L’histoire retiendra peut-être qu’en avril 2025, Haïti, par un geste fort, a voulu reprendre le fil interrompu de sa dignité volée. Le Comité National Haïtien de Restitution et Réparation (CNHRR) a été officiellement créé par arrêté présidentiel, avec pour mission de documenter, de mobiliser, de représenter et de revendiquer les réparations historiques dues à Haïti pour l’esclavage, la colonisation et, surtout, pour cette infamante « rançon de l’indépendance » imposée par la France.
Mais cette histoire, hélas, ne saurait être contée sans ses incohérences majeures.
La publication de l’arrêté dans Le Moniteur -Spécial #26 – en date du 17 avril, contient une autre annonce qui trouble l’eau : Fritz Alphonse Jean, président du Conseil Présidentiel de Transition (CPT), signe — seul — une commission mixte franco-haïtienne sur la dette nommant la fille de l’historien Roger Gaillard, la professeure Gusti-Klara Gaillard Pourchet qui vit depuis plusieurs années à Paris en France, membre de la Commission Mixte Franco-Haïtienne sur la dette.
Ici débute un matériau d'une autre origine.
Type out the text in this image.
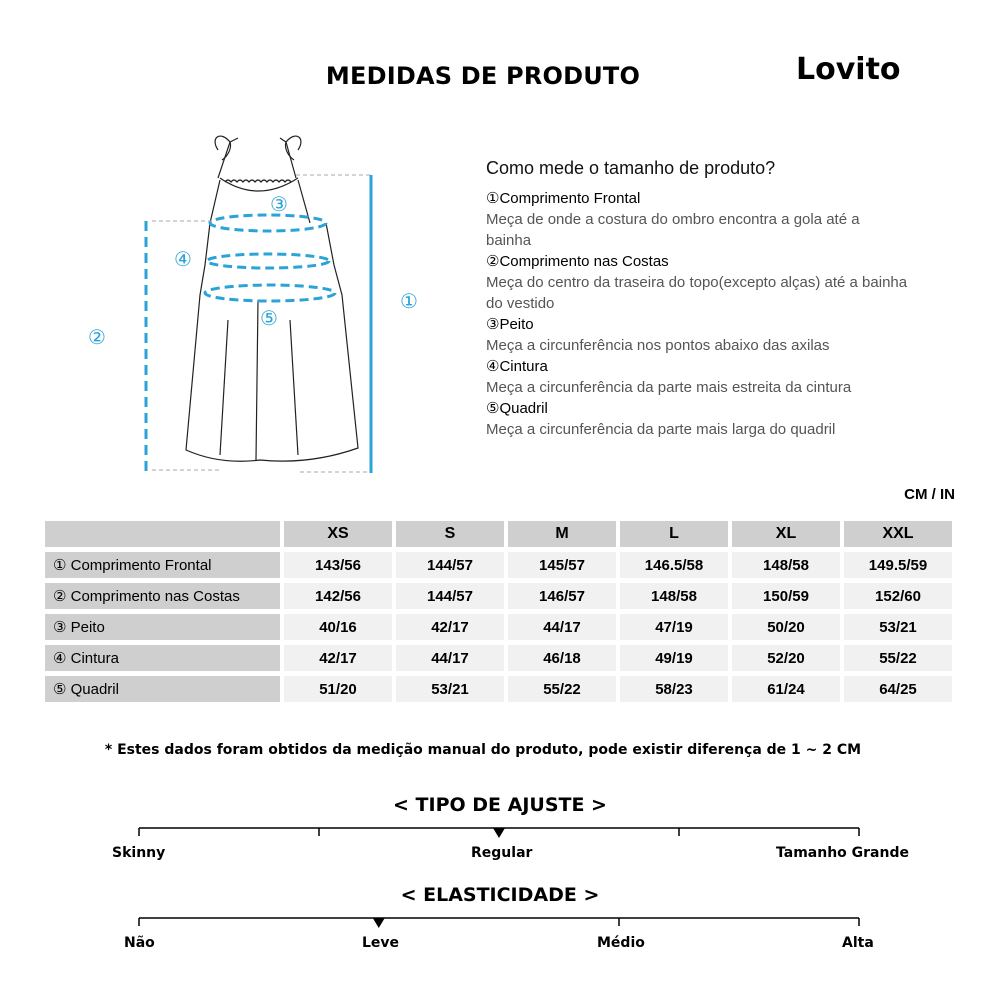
MEDIDAS DE PRODUTO	Lovito
①
②
③
④
⑤
Como mede o tamanho de produto?
①Comprimento Frontal
Meça de onde a costura do ombro encontra a gola até a
bainha
②Comprimento nas Costas
Meça do centro da traseira do topo(excepto alças) até a bainha
do vestido
③Peito
Meça a circunferência nos pontos abaixo das axilas
④Cintura
Meça a circunferência da parte mais estreita da cintura
⑤Quadril
Meça a circunferência da parte mais larga do quadril
CM / IN
	XS	S	M	L	XL	XXL
① Comprimento Frontal	143/56	144/57	145/57	146.5/58	148/58	149.5/59
② Comprimento nas Costas	142/56	144/57	146/57	148/58	150/59	152/60
③ Peito	40/16	42/17	44/17	47/19	50/20	53/21
④ Cintura	42/17	44/17	46/18	49/19	52/20	55/22
⑤ Quadril	51/20	53/21	55/22	58/23	61/24	64/25
* Estes dados foram obtidos da medição manual do produto, pode existir diferença de 1 ~ 2 CM
< TIPO DE AJUSTE >
Skinny	Regular	Tamanho Grande
< ELASTICIDADE >
Não	Leve	Médio	Alta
Une commission, sans cadre juridique public, sans texte constitutif, sans consultation du CNHRR ni débat national.
Et c’est bien dans ce même numéro du Moniteur, publié le 17 avril 2025, que figurent à la fois l’arrêté officiel créant le CNHRR (daté le 14 avril) signé de Fritz Jean pour le CPT et du Gouvernement Fils-Aimé. Et, suit la nomination individuelle du 15 avril, signée cette fois, par Fritz Jean uniquement, nommant ladite dame membre de la Commission Mixte qui n’est rattachée à aucun texte de loi ni cadre juridique haïtien.
Le président français Emmanuel Macron évoque cette commission dans sa déclaration solennelle du 17 Avril publiée exclusivement sur le site de l’Élysée, mais non relayée sur son compte X officiel ni sur celui de l’Élysée. Un oubli étonnant — voire révélateur — alors même que les autres activités présidentielles de cette même journée, telles que sa rencontre avec le sénateur Marco Rubio et le représentant britannique Jonathan Powell, ont été dûment relayées sur les réseaux sociaux.
Le 17 avril, une cérémonie officielle s’est tenue à la Villa d’Accueil pour marquer la reconnaissance du CNHRR. Le drapeau de la CARICOM flottait fièrement. Pourtant, aucun pays membre de la CARICOM n’était représenté. Aucun représentant de la communauté internationale non plus. Et du côté haïtien, aucun des 21 membres pressentis du CNHRR n’a été présenté publiquement. Même la dame nommée à la commission parallèle, Mme Gaillard Pouchet, était absente. Qui va assurer concrètement le suivi de la réparation ?
Les discours prononcés, notamment ceux de Fritz Jean et Leslie Voltaire, furent marqués d’un ton convenu, sans relief, sans vision. Le visage fermé des conseillers présidentiels présents laissait transparaître un malaise profond. Ce qui aurait dû être un moment de réconciliation historique avec notre dignité a viré au simulacre protocolaire.
Le rectorat de l’Université d’État d’Haïti, désigné depuis août 2024 comme représentant officiel d’Haïti à la Commission des Réparations de la CARICOM, se retrouve dans une position embarrassante. Le CNHRR, dont il est l’émanation directe, voit son rôle balayé par une nomination unilatérale et hors-cadre. Le rectorat n’est pas même pas membre du Comité de 21 membres du CNHRR.
Dans une note conjointe datée du 17 avril, le CNHRR et l’UEH ont rappelé que la France a reconnu l’esclavage comme crime contre l’humanité, sans jamais accepter d’en réparer les conséquences, et que seule une commission binationale pluridisciplinaire, adossée aux luttes caribéennes et à la volonté nationale, pourrait poser les bases d’une véritable justice réparatrice.
Un comité pour rassurer le peuple, une commission parallèle pour ménager Paris ont donc été créées.
Nous ne méritons pas seulement des réparations. Nous méritons un processus digne, structuré, et assumé devant le peuple.
Faute de quoi, la restitution deviendra… une nouvelle dette, cette fois envers la vérité.